After all, isn’t it true that one of the greatest accomplishments for most people doing their first Ironman was conquering the 2.4-mile open water swim all on their own?
Well, that challenge is still there for anyone who wants it. Just swim by the raft and DON’T STOP.
I suppose some might say overcoming the emotional and mental stress of the mass start, non-stop Ironman swim was always part of the deal and having it taken out of the equation does indeed change the dynamic of the race. In a way it becomes far easier to deal with the swim even if you never touch a raft along the way.
Here’s an example of what I mean……
I’m sure many people don’t know this, but in the early years of Ironman Canada back in the 1980’s the last third of the swim course was configured so swimmers came back along the shoreline.
We could actually stand up as the water was only up to the waist of most people. If you wanted to, you could wade the last 500 meters to the finish line.
Yet, very few people did stand up. Most of us wanted to swim the entire course, but being new to the Ironman and open water swimming it was reassuring to know that the option to simply stop and stand up was always there.
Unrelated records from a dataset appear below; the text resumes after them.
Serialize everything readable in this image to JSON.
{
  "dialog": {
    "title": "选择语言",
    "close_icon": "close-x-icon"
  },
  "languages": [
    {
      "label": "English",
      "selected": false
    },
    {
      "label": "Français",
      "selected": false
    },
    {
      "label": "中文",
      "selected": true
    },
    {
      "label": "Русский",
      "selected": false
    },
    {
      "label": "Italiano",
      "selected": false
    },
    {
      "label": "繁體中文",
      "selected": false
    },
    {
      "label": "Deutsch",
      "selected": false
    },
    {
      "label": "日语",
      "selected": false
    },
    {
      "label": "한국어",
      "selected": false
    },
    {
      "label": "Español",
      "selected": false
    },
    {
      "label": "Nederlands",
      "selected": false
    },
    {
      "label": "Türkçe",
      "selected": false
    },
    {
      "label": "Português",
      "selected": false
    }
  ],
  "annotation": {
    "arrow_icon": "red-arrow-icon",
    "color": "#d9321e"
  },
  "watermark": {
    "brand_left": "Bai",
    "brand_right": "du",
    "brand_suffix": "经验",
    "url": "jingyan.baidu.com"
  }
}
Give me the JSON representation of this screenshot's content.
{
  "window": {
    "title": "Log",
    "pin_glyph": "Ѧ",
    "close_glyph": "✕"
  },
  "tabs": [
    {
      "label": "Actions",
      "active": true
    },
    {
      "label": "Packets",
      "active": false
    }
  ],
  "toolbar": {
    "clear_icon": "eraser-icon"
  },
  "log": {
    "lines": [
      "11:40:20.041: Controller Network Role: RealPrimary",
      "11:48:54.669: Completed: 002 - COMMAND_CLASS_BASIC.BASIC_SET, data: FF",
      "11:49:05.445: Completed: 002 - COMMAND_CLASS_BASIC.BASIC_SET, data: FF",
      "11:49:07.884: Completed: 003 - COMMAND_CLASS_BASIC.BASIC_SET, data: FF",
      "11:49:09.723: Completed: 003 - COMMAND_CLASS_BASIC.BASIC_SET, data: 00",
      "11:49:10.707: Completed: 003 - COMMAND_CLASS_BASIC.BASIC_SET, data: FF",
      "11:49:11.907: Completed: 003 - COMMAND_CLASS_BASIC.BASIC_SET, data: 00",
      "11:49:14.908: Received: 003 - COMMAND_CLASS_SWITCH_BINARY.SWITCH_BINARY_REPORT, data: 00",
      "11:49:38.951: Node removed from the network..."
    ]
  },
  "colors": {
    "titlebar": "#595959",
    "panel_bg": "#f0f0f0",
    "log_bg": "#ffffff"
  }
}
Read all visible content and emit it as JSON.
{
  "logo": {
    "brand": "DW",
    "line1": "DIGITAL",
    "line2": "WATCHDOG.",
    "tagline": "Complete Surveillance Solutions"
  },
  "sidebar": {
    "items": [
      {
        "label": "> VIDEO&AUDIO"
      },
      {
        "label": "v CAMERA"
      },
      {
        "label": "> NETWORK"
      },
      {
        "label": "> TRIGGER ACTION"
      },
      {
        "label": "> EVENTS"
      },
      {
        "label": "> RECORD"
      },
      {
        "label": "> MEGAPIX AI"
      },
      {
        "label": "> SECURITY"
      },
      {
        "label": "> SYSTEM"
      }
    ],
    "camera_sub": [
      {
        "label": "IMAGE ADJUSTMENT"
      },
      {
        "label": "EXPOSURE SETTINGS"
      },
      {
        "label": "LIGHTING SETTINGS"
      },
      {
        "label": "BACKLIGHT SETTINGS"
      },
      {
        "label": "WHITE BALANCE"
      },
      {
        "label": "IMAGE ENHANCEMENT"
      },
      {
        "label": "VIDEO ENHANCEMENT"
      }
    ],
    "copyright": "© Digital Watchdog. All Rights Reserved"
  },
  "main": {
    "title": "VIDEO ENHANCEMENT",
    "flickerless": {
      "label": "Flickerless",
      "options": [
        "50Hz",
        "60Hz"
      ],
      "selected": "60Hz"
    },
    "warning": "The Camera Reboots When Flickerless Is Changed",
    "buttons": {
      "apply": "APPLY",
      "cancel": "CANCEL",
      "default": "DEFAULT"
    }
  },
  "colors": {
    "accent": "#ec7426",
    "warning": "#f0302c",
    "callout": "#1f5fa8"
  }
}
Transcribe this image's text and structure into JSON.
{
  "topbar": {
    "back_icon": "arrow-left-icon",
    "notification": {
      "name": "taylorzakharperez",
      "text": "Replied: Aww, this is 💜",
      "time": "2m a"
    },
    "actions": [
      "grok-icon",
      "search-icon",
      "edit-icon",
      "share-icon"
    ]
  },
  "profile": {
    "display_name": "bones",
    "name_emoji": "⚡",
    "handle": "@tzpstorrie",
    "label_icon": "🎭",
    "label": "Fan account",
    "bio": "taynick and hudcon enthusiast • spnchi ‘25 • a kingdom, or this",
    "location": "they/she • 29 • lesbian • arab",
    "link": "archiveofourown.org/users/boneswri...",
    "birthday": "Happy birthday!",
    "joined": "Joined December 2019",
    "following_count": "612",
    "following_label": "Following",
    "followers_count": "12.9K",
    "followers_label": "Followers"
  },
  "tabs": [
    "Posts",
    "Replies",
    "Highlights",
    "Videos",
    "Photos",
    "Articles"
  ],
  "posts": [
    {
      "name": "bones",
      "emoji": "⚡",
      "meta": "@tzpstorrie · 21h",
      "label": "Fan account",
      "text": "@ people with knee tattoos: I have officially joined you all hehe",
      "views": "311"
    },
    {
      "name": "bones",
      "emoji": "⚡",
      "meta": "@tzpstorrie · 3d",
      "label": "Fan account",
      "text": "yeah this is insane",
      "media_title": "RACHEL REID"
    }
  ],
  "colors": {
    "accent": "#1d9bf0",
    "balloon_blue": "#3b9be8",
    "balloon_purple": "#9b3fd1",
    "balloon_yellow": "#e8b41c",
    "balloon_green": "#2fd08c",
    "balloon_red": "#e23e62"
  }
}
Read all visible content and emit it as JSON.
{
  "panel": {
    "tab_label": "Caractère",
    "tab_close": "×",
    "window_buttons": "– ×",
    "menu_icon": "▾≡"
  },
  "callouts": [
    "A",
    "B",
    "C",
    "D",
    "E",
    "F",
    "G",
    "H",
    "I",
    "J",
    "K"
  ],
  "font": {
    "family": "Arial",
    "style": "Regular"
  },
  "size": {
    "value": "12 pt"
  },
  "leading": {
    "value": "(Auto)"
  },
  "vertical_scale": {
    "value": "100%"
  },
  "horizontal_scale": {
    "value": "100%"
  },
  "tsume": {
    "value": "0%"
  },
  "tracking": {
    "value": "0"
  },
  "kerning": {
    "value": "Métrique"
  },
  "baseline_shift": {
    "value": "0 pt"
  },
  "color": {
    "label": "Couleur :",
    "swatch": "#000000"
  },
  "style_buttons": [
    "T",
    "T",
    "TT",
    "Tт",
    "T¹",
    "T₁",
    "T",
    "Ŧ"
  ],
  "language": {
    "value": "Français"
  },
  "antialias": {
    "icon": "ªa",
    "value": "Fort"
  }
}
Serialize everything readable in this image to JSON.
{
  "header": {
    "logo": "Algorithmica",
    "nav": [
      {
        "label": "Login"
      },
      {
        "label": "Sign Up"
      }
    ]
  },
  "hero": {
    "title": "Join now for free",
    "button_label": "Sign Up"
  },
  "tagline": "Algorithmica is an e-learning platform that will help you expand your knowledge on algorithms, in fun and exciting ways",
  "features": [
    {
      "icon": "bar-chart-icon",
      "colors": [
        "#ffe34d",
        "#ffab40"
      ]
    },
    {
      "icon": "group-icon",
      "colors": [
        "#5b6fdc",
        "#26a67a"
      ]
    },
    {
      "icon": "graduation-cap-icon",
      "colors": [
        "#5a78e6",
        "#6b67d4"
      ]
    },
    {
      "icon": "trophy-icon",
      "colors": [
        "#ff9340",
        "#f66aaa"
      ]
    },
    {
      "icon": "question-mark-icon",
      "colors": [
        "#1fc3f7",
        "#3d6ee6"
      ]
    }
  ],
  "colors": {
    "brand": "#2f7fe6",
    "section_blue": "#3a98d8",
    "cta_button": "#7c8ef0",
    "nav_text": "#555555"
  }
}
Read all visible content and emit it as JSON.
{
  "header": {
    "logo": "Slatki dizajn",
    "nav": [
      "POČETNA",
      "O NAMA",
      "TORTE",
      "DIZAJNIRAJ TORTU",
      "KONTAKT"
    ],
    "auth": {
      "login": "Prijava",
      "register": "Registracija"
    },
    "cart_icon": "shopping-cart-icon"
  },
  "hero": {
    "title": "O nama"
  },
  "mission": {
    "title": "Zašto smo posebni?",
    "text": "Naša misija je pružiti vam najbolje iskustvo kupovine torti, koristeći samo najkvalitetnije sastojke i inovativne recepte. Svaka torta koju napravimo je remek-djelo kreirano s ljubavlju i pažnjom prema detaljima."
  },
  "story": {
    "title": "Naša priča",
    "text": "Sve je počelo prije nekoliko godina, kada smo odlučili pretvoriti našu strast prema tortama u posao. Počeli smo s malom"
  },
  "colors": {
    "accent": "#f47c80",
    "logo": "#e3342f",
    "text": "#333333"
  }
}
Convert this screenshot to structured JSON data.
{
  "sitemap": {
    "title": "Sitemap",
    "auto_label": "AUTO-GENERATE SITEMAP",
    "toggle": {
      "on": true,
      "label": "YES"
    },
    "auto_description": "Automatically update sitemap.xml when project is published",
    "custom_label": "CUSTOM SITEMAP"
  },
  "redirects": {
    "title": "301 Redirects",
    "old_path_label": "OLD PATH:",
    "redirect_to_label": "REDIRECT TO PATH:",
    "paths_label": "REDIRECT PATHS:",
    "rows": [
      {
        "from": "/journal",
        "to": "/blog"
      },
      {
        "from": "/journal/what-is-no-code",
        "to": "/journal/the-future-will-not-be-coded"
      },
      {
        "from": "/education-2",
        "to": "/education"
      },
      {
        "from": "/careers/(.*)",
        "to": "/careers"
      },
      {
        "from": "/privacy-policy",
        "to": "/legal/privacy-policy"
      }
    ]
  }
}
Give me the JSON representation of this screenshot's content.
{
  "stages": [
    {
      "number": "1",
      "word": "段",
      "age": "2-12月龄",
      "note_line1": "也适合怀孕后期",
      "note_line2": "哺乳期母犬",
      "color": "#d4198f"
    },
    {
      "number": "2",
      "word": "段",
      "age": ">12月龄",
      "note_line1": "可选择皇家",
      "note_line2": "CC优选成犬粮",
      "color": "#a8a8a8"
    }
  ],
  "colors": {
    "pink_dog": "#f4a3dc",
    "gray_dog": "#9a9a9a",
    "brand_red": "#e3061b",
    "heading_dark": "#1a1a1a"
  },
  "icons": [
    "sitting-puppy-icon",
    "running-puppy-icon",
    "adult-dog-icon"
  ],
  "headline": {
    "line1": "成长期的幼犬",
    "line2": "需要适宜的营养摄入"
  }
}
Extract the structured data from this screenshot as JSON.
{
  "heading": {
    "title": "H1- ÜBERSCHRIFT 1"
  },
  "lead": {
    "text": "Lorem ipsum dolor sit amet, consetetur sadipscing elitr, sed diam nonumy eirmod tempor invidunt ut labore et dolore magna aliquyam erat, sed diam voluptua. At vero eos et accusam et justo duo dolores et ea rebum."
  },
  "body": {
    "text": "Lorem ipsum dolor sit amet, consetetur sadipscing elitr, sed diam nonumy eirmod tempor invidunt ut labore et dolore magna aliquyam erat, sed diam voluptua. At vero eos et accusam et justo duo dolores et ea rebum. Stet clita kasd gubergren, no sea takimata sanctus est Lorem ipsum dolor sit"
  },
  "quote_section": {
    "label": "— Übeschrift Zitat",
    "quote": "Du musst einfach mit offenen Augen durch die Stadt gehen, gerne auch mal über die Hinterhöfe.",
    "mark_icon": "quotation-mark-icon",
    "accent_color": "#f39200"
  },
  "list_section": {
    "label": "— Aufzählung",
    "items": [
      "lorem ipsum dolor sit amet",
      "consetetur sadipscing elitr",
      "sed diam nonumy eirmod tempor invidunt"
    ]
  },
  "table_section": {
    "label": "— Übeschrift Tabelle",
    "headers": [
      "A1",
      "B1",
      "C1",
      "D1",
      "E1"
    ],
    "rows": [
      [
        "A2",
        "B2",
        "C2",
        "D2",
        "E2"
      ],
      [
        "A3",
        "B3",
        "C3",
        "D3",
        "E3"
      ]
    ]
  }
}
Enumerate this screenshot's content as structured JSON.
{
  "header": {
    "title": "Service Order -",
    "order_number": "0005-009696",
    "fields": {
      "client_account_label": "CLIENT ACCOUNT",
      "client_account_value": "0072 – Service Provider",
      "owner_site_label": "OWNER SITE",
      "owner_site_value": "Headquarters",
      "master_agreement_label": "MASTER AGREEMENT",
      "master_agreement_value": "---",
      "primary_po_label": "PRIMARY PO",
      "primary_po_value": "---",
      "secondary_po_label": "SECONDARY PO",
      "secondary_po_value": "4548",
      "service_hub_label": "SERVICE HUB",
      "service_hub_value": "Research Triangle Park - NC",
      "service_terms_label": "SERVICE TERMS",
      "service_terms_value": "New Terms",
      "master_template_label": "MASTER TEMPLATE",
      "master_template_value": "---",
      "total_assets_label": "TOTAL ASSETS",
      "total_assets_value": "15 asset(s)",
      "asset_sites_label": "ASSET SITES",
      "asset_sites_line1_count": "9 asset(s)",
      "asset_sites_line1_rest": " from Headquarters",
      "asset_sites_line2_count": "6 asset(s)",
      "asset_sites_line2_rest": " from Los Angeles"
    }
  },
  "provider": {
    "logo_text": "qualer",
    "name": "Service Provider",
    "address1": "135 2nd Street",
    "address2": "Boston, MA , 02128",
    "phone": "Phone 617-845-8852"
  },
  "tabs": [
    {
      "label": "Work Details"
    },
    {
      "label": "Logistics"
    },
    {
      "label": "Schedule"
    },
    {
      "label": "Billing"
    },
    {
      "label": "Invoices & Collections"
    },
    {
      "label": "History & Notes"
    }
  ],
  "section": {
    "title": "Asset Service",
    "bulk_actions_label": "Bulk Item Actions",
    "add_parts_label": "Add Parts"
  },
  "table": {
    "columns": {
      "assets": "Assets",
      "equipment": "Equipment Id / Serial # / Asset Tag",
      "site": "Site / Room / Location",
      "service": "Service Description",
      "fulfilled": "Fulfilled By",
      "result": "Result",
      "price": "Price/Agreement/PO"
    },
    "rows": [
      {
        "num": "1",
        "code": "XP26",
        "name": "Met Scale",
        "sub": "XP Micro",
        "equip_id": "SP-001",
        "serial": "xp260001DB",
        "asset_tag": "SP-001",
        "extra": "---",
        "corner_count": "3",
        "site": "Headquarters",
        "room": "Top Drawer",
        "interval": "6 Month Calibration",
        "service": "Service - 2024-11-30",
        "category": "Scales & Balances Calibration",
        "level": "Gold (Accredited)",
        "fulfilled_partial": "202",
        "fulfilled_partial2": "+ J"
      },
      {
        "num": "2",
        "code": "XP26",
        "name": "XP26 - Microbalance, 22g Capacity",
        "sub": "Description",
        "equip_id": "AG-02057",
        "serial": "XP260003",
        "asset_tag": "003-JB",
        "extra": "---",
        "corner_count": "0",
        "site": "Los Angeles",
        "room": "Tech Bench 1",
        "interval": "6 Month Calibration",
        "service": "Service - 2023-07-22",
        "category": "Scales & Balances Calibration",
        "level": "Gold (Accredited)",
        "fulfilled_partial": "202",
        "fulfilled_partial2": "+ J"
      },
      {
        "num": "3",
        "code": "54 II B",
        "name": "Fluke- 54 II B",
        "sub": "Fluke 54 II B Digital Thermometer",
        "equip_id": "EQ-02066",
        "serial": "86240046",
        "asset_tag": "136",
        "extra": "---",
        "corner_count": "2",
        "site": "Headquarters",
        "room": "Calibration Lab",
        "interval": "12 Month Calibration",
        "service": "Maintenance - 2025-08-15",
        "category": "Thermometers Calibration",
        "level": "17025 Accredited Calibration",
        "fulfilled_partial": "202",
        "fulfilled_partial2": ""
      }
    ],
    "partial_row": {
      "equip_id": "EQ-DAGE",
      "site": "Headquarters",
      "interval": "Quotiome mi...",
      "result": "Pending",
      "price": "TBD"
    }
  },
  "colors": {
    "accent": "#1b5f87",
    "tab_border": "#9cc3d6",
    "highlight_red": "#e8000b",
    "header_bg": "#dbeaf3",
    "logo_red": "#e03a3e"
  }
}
It cut the stress level in half just knowing the option was there in the late stages of the swim.
As a matter of fact there was one year early in Ironman Canada’s storied history when there was a storm in the days before the race and there was a water inversion. The cold water from the bottom of Lake Okanagan came to the surface and it was frigid.
They actually had some rafts placed in late stages of the course where they served hot chocolate to frozen swimmers. With the allowable minimum and maximum water temperatures of today before cancelling a swim, that swim in Penticton would never have taken place…it was that cold.
I can say from personal experience as a crappy swimmer who really struggled in those early Ironman Canada swims it became much, much more of a challenge when they reconfigured the course and stayed in the deep part of the lake for the entire swim. The physical and mental safety net of shallow water on the last leg of the swim to count on was gone.
It’s the same thing that would happen if the WTC implements rafts for three years and than decided to take them out. People who counted on at least having the option to stop and rest on a raft(whether they ever did or not) mid-race would have a whole new set of challenges to face.
It will be interesting to see how this new swim system works out and I’m sure it will be athlete feed-back that will determine what changes are temporary and what changes become permanent.